The scene in Acts is the Ascension.  The white-robed angels promise Jesus will return in the same way he was taken up.  That was 33AD.  It is now 2018AD.

Waiting.

As I write this, I am waiting for Easter.  Preachers always endure a thematic adjustment from February to early April.  Preaching during Lent is unlike preaching at any other time.

As I write this on a Monday, I am waiting for Saturday.  I am scheduled to fly to Ethiopia for a week with some wonderful children.  I will spend this week waiting for Saturday to arrive.

As I wait, I am waiting for a package in the mail that will have my passport in it.  As a part of our trip prep, we had to submit our passports to the embassy.  I can’t get on the plane without it.  Now I am waiting for it to return.  This may be the most nervous of all the waiting.  It is certainly the most immediate.

For what are you waiting?  While waiting, how will you sit in the time?  We Americans “pass the time.”  Or, being the consumers that we are, we “spend the time.”  I don’t think God wants that for me or for anyone.

Read Luke chapter 10-21.  There is a lot that happens in that stretch from knowing the cross is coming to it actually arriving.  Jesus tells the most re-told of all his parables, the Good Samaritan (Luke 10) and the Prodigal Son (Luke 15), in those intervening chapters.  Much of what we think about in the Gospel falls in Luke 10-21.  We may be going along waiting, but in that waiting space, God is working.  Read the Abraham narratives in Genesis 12-22.  A lot happens between God’s initial promise and the arrival of Isaac.

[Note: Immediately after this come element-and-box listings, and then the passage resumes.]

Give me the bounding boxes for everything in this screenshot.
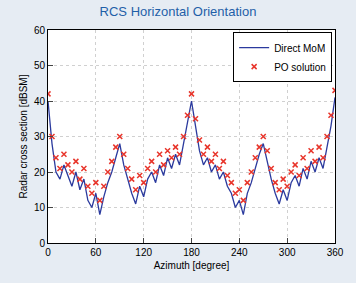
svg-text:Direct MoM: Direct MoM — [274, 43, 325, 54]
svg-text:Azimuth [degree]: Azimuth [degree] — [154, 260, 230, 271]
svg-text:240: 240 — [231, 247, 248, 258]
svg-text:360: 360 — [327, 247, 344, 258]
svg-text:50: 50 — [34, 60, 46, 71]
svg-text:40: 40 — [34, 96, 46, 107]
svg-text:60: 60 — [90, 247, 102, 258]
svg-text:Radar cross section [dBSM]: Radar cross section [dBSM] — [18, 74, 29, 198]
svg-text:20: 20 — [34, 167, 46, 178]
svg-text:60: 60 — [34, 25, 46, 36]
svg-text:180: 180 — [183, 247, 200, 258]
svg-text:30: 30 — [34, 131, 46, 142]
svg-text:0: 0 — [45, 247, 51, 258]
svg-text:120: 120 — [135, 247, 152, 258]
svg-text:300: 300 — [279, 247, 296, 258]
svg-text:0: 0 — [39, 238, 45, 249]
svg-text:RCS Horizontal Orientation: RCS Horizontal Orientation — [100, 4, 257, 19]
svg-text:10: 10 — [34, 202, 46, 213]
svg-text:PO solution: PO solution — [274, 62, 326, 73]
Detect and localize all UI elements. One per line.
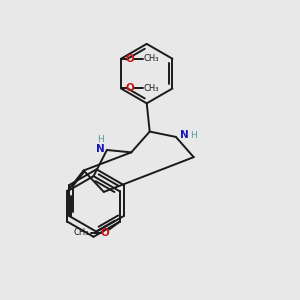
Text: CH₃: CH₃ — [144, 54, 159, 63]
Text: H: H — [190, 131, 197, 140]
Text: O: O — [125, 83, 134, 94]
Text: CH₃: CH₃ — [144, 84, 159, 93]
Text: O: O — [100, 228, 109, 238]
Text: O: O — [125, 54, 134, 64]
Text: CH₃: CH₃ — [74, 228, 89, 237]
Text: N: N — [180, 130, 189, 140]
Text: N: N — [96, 143, 105, 154]
Text: H: H — [97, 135, 104, 144]
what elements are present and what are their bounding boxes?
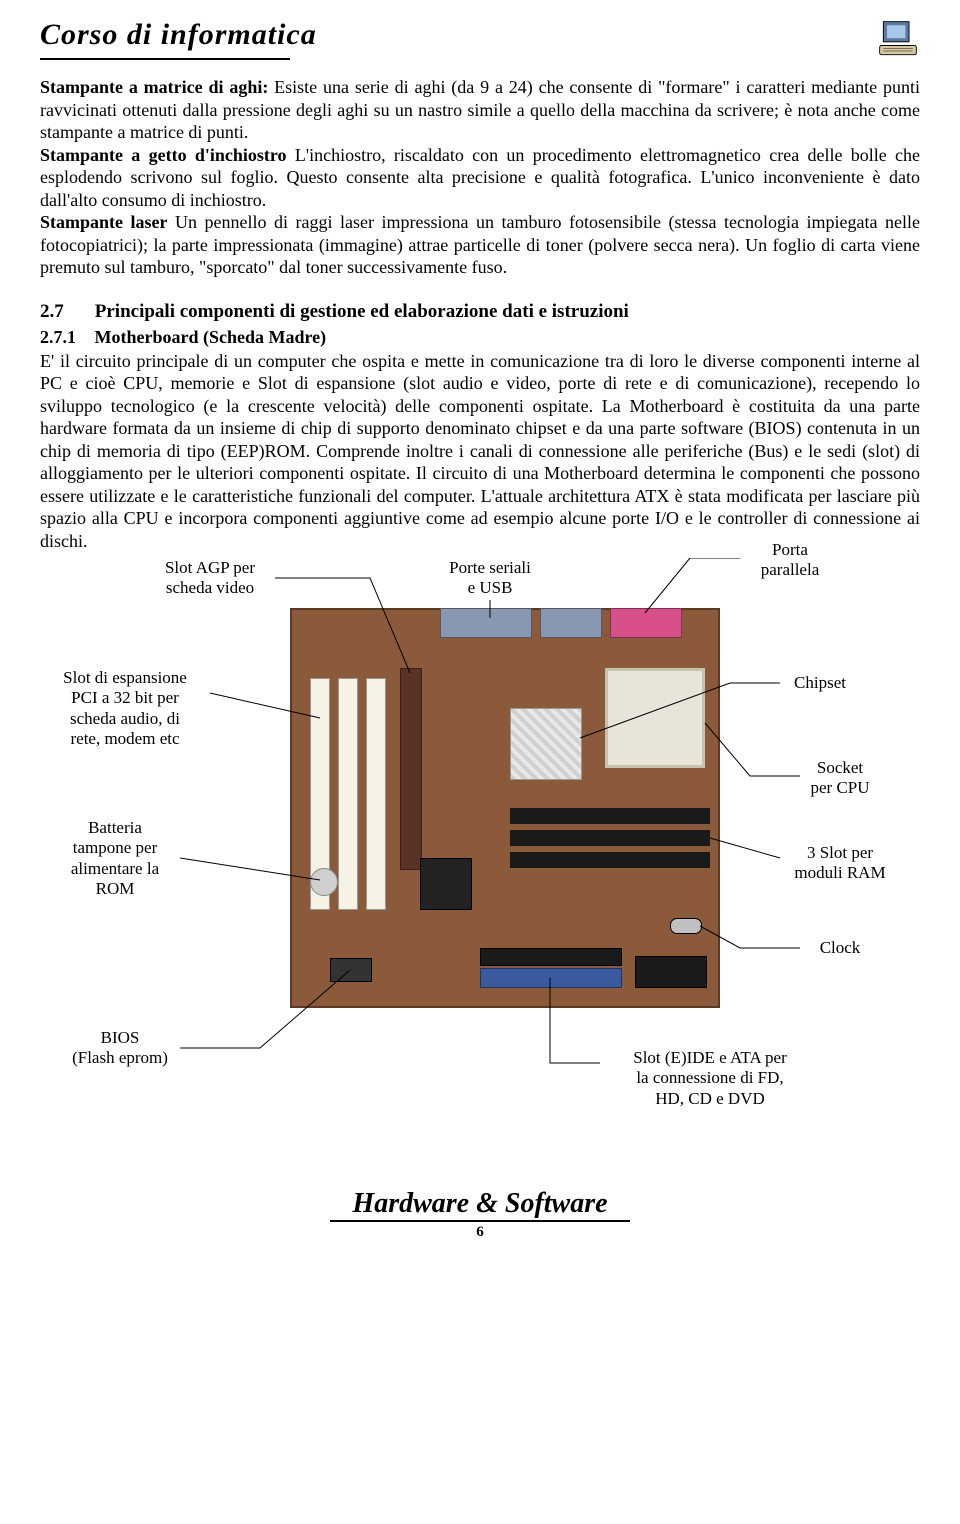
label-clock: Clock [800,938,880,958]
clock-crystal [670,918,702,934]
lead-dot-matrix: Stampante a matrice di aghi: [40,77,268,97]
document-title: Corso di informatica [40,18,317,52]
cpu-socket [605,668,705,768]
label-serial: Porte serialie USB [430,558,550,599]
lead-inkjet: Stampante a getto d'inchiostro [40,145,287,165]
label-ram: 3 Slot permoduli RAM [780,843,900,884]
agp-slot [400,668,422,870]
serial-usb-ports [440,608,532,638]
south-bridge-chip [420,858,472,910]
chipset-heatsink [510,708,582,780]
section-heading: 2.7 Principali componenti di gestione ed… [40,301,920,323]
cmos-battery [310,868,338,896]
motherboard-diagram: Slot AGP perscheda video Porte serialie … [40,558,920,1178]
pci-slot-3 [366,678,386,910]
computer-icon [876,18,920,67]
page-number: 6 [40,1224,920,1241]
label-chipset: Chipset [780,673,860,693]
label-ide: Slot (E)IDE e ATA perla connessione di F… [600,1048,820,1109]
label-battery: Batteriatampone peralimentare laROM [50,818,180,900]
ram-slot-1 [510,808,710,824]
footer: Hardware & Software 6 [40,1188,920,1241]
pci-slot-2 [338,678,358,910]
section-title: Principali componenti di gestione ed ela… [95,301,629,322]
ide-slot-1 [480,968,622,988]
serial-usb-ports-2 [540,608,602,638]
label-parallel: Portaparallela [740,540,840,581]
label-agp: Slot AGP perscheda video [145,558,275,599]
subsection-heading: 2.7.1 Motherboard (Scheda Madre) [40,327,920,348]
footer-title: Hardware & Software [330,1188,630,1222]
subsection-number: 2.7.1 [40,327,90,348]
paragraph-printers: Stampante a matrice di aghi: Esiste una … [40,76,920,279]
title-underline [40,58,290,60]
lead-laser: Stampante laser [40,212,168,232]
text-laser: Un pennello di raggi laser impressiona u… [40,212,920,277]
ide-slot-2 [480,948,622,966]
ram-slot-2 [510,830,710,846]
header: Corso di informatica [40,18,920,68]
label-bios: BIOS(Flash eprom) [50,1028,190,1069]
label-socket: Socketper CPU [800,758,880,799]
bios-chip [330,958,372,982]
parallel-port [610,608,682,638]
subsection-title: Motherboard (Scheda Madre) [95,327,327,347]
page: Corso di informatica Stampante a matrice… [0,0,960,1261]
subsection-text: E' il circuito principale di un computer… [40,350,920,553]
ram-slot-3 [510,852,710,868]
header-left: Corso di informatica [40,18,317,68]
label-pci: Slot di espansionePCI a 32 bit perscheda… [40,668,210,750]
fdd-slot [635,956,707,988]
section-number: 2.7 [40,301,90,323]
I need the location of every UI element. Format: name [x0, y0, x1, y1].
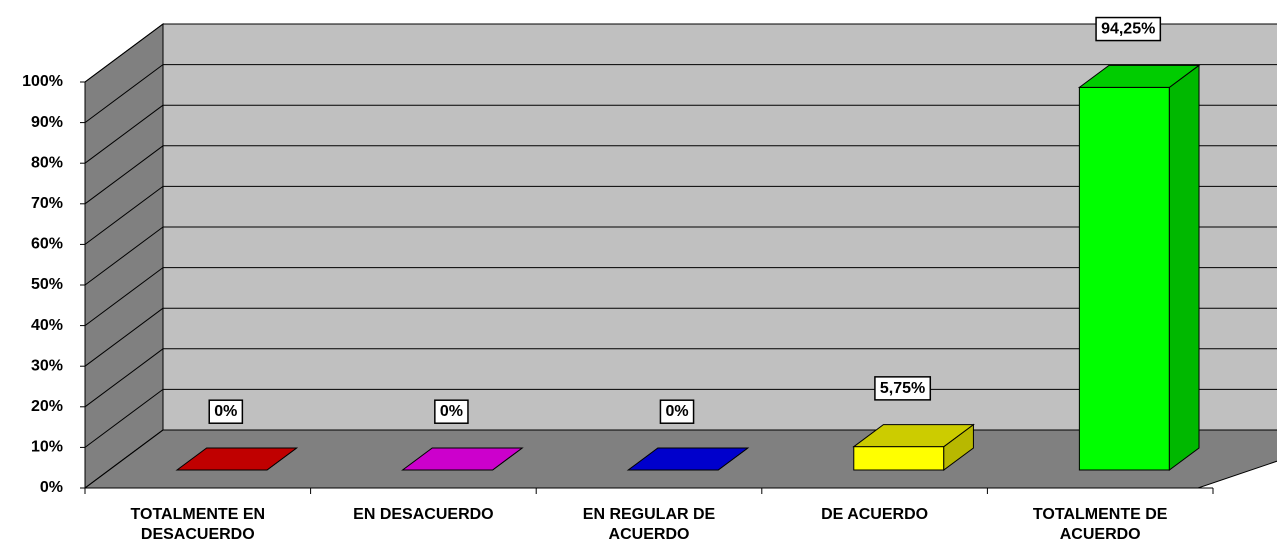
y-tick-label: 10% [31, 439, 63, 456]
bar-top [852, 424, 975, 448]
grid-line [84, 64, 164, 124]
grid-line [84, 388, 164, 448]
grid-line [84, 348, 164, 408]
value-label-box [659, 399, 695, 424]
y-tick-label: 100% [22, 73, 63, 90]
grid-line [84, 429, 164, 489]
y-tick-label: 0% [40, 479, 63, 496]
x-tick-label: EN DESACUERDO [353, 506, 494, 523]
bar-top [1077, 64, 1201, 88]
value-label: 5,75% [880, 380, 925, 397]
y-tick-label: 40% [31, 317, 63, 334]
bar-side [1168, 64, 1200, 472]
x-tick-label: TOTALMENTE EN DESACUERDO [130, 506, 266, 543]
grid-line [84, 307, 164, 367]
grid-line [84, 267, 164, 327]
value-label: 0% [665, 403, 688, 420]
x-tick-label: EN REGULAR DE ACUERDO [582, 506, 716, 543]
y-tick-label: 70% [31, 195, 63, 212]
grid-line [84, 23, 164, 83]
value-label: 0% [440, 403, 463, 420]
bar-front [853, 446, 945, 471]
bar-top [175, 447, 299, 471]
value-label: 94,25% [1101, 21, 1155, 38]
bar-top [626, 447, 750, 471]
grid-line [84, 226, 164, 286]
grid-line [84, 145, 164, 205]
bar-front [1078, 86, 1170, 471]
y-tick-label: 20% [31, 398, 63, 415]
value-label-box [434, 399, 469, 424]
grid-line [84, 104, 164, 164]
value-label-box [1095, 16, 1162, 42]
value-label-box [208, 399, 244, 424]
value-label: 0% [214, 403, 237, 420]
y-tick-label: 80% [31, 154, 63, 171]
bar-top [401, 447, 524, 471]
y-tick-label: 50% [31, 276, 63, 293]
grid-line [84, 185, 164, 245]
y-tick-label: 60% [31, 236, 63, 253]
y-tick-label: 90% [31, 114, 63, 131]
y-tick-label: 30% [31, 357, 63, 374]
x-tick-label: TOTALMENTE DE ACUERDO [1032, 506, 1168, 543]
x-tick-label: DE ACUERDO [821, 506, 929, 523]
value-label-box [874, 376, 932, 401]
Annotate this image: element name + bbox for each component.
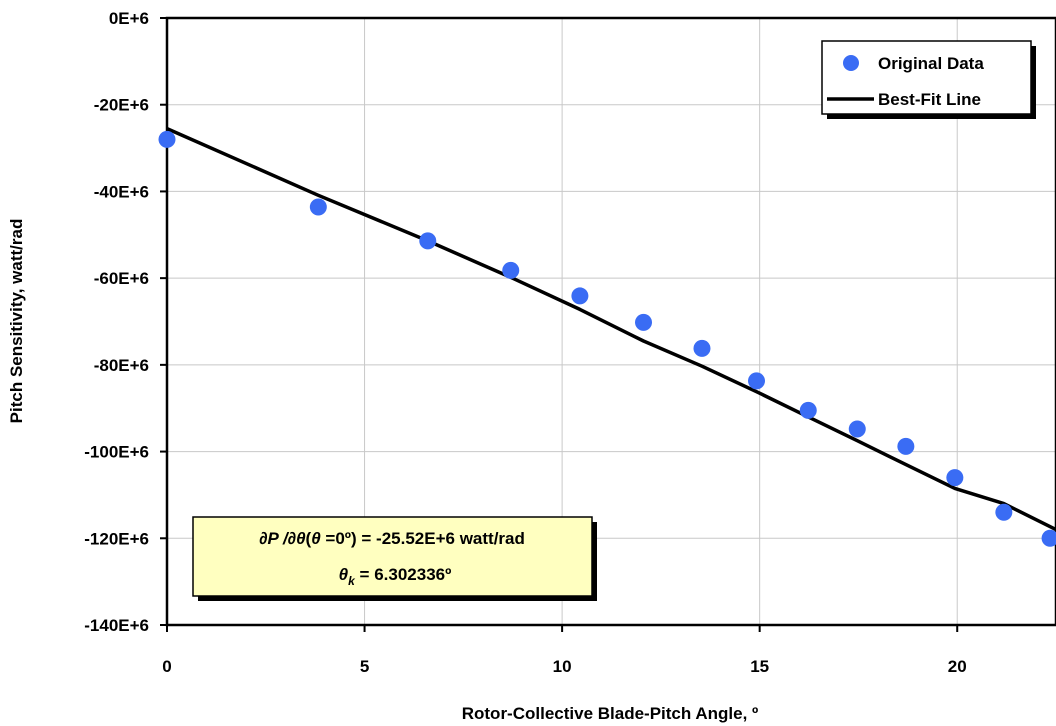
y-tick-label: -120E+6 — [84, 529, 149, 548]
data-point — [502, 261, 520, 279]
gridlines — [167, 18, 1056, 625]
legend: Original Data Best-Fit Line — [821, 40, 1036, 119]
series-layer — [158, 126, 1056, 547]
legend-box — [821, 40, 1032, 115]
data-point — [1041, 529, 1056, 547]
data-point — [897, 437, 915, 455]
annotation-intercept-text: =0º) = -25.52E+6 watt/rad — [321, 529, 525, 548]
annotation-theta-k: θ — [339, 565, 349, 584]
x-tick-label: 15 — [750, 657, 769, 676]
x-tick-label: 20 — [948, 657, 967, 676]
annotation-theta: θ — [311, 529, 321, 548]
y-tick-label: -60E+6 — [94, 269, 149, 288]
y-tick-label: -100E+6 — [84, 443, 149, 462]
best-fit-line — [166, 126, 1056, 532]
plot-area-frame — [165, 16, 1056, 627]
x-axis-title: Rotor-Collective Blade-Pitch Angle, º — [462, 704, 759, 723]
x-tick-label: 10 — [553, 657, 572, 676]
annotation-box — [192, 516, 593, 597]
annotation-derivative-symbol: ∂P /∂θ — [259, 529, 306, 548]
annotation-line-1: ∂P /∂θ(θ =0º) = -25.52E+6 watt/rad — [259, 529, 525, 548]
legend-marker-original-data — [843, 55, 859, 71]
data-point — [748, 372, 766, 390]
legend-label-original-data: Original Data — [878, 54, 984, 73]
data-point — [946, 469, 964, 487]
y-axis-ticks: 0E+6 -20E+6 -40E+6 -60E+6 -80E+6 -100E+6 -120E… — [84, 9, 167, 635]
y-tick-label: -20E+6 — [94, 96, 149, 115]
annotation-subscript-k: k — [348, 574, 356, 588]
data-point — [419, 232, 437, 250]
legend-label-best-fit-line: Best-Fit Line — [878, 90, 981, 109]
y-tick-label: -80E+6 — [94, 356, 149, 375]
y-tick-label: -140E+6 — [84, 616, 149, 635]
x-tick-label: 0 — [162, 657, 171, 676]
y-tick-label: -40E+6 — [94, 182, 149, 201]
data-point — [995, 503, 1013, 521]
y-tick-label: 0E+6 — [109, 9, 149, 28]
annotation: ∂P /∂θ(θ =0º) = -25.52E+6 watt/rad θk = … — [192, 516, 597, 601]
x-axis-ticks: 0 5 10 15 20 — [162, 625, 967, 676]
x-tick-label: 5 — [360, 657, 369, 676]
y-axis-title: Pitch Sensitivity, watt/rad — [7, 219, 26, 424]
annotation-line-2: θk = 6.302336º — [339, 565, 452, 588]
annotation-theta-k-value: = 6.302336º — [355, 565, 452, 584]
data-point — [158, 130, 176, 148]
data-point — [799, 401, 817, 419]
data-point — [693, 339, 711, 357]
annotation-paren: ( — [306, 529, 312, 548]
data-point — [848, 420, 866, 438]
data-point — [571, 287, 589, 305]
data-point — [635, 313, 653, 331]
data-point — [309, 198, 327, 216]
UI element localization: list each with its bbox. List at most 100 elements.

I am tempted to think, well, this mission trip is some big thing.  And it is indeed some big thing.  However, God might also have some things to do before the mission trip. 

Easter, now that’s important preaching.  Sure.  But God isn’t waiting for Easter to speak into my life and possibly through me into someone else’s life. 


What in your life has you waiting?  Waiting isn’t easy.  It can be excruciating.  But it can also be a space in life for God to work.  Don’t “pass” the time.  Don’t “spend” the time.  Sit in the time.  Sit and listen.  When we do that, we hear what God is trying to tell us.